Ma lasciamo per un attimo Francesco Petrarca ai suoi travolgimenti d’amore. C’è infatti un aspetto che colpisce oltremisura: se il quadro gode (e godrà) di fama imperitura grazie proprio alle lodi del poeta, le attestazioni nelle biografie del Martini non dedicano ad esso troppo spazio. Omissione o semplice ammissione di un divertissement che non lasciò troppa traccia di sé nella carriera dell’artista? E se così è stato, che fattezze diede Simone Martini a Laura? E ancora: in quali opere cercare ipotetiche somiglianze? Con le sue madonne stagliate sul fondo dorato? Oppure con le pennellate angeliche utilizzate per decorare la cappella di San Martino ad Assisi?

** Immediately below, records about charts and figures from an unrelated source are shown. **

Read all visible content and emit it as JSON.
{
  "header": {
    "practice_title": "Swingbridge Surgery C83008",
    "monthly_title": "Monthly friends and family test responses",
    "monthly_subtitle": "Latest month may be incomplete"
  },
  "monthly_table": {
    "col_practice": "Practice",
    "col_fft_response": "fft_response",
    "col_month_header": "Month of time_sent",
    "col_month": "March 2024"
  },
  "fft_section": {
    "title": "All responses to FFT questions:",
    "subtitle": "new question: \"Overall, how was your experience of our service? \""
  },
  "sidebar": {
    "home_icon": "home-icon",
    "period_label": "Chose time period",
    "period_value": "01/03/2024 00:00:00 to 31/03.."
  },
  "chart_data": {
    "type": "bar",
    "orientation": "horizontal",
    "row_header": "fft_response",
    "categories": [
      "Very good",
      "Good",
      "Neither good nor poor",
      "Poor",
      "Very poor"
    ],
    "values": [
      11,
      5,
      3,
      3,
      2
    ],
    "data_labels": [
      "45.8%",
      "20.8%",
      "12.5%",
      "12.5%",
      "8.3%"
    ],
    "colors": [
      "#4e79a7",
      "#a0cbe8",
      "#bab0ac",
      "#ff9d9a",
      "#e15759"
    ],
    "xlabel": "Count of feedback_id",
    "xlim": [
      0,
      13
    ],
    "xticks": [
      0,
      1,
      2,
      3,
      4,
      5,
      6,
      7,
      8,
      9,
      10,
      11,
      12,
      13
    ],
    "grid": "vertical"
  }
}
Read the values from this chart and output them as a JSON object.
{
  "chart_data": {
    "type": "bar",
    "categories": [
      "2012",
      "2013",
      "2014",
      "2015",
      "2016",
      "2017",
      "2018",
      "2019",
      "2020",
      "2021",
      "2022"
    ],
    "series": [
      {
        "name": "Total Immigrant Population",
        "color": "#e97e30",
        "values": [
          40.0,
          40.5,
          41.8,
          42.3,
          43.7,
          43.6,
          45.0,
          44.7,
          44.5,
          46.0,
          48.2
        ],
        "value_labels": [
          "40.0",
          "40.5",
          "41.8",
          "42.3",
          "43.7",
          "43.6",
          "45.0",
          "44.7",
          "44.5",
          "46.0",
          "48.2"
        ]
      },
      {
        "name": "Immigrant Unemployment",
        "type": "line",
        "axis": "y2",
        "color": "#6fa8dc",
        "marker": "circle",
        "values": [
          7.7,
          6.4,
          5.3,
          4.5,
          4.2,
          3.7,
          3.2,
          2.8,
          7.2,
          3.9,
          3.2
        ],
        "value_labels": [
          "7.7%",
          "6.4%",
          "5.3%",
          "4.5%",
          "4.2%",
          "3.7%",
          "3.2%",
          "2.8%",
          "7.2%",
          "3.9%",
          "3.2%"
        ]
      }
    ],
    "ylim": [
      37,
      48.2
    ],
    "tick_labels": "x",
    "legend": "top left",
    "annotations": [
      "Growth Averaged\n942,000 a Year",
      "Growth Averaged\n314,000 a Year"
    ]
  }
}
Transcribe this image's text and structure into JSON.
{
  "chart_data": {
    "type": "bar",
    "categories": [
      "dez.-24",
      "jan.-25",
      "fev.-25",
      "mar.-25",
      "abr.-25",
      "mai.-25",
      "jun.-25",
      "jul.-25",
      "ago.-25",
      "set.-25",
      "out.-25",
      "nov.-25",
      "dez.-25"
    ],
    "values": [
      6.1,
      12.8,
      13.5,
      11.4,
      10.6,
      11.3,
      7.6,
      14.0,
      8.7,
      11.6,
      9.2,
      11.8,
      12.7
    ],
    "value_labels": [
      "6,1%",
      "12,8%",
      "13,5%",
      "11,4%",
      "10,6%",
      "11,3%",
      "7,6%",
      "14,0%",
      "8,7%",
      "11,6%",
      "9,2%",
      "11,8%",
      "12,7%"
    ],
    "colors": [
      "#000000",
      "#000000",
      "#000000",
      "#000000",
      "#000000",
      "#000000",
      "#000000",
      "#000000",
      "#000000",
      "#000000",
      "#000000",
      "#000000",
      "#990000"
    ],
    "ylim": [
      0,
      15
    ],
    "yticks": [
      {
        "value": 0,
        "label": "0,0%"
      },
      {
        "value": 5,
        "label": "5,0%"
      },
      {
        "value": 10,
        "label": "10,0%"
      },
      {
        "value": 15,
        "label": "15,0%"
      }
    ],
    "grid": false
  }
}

Resta così il mistero del volto di “madonna Laura”, quasi un rompicapo d’amorosi sensi. A meno di non fidarsi dell’estro di Giorgione e del suo Ritratto di giovane sposa (o Laura appunto), dipinto dal maestro nel 1506. Una bellezza piena, popolana, con un seno scoperto a simboleggiare fecondità, carnalità, con il lauro a richiamarne il nome: Laura, lauro, alloro. Era così dunque Laura? I fianchi generosi, la fronte spaziosa e lo sguardo vagamente vacuo, vestita del ramo di lauro? Evidentemente il modello giorgionesco è molto distante dalla verità celeste di Petrarca e di Martini.
Amor cortese e pulsioni della carne: a chi avrà dato ragione il pittore toscano? Quale suggerimento avranno dato i suoi colori nel momento in cui fu chiamato a regalare al mondo l’immagine vera, reale di una donna che potremmo considerare appartenente alla sfera del mistero?
A quasi settecento anni dalla morte, “Madonna Laura” conserva intatto il suo carisma. Perché non pensare, fantasticare di un Petrarca troppo innamorato per condividerne l’effigie con altri, con occhi meno rispettosi?
Laura rivive nell’inchiostro sgorgato direttamente dal suo cuore. I colori di Simone Martini, invece, se li è portati via il tempo, nella fama immortale dei dipinti perduti. E, di conseguenza, consegnati al mito.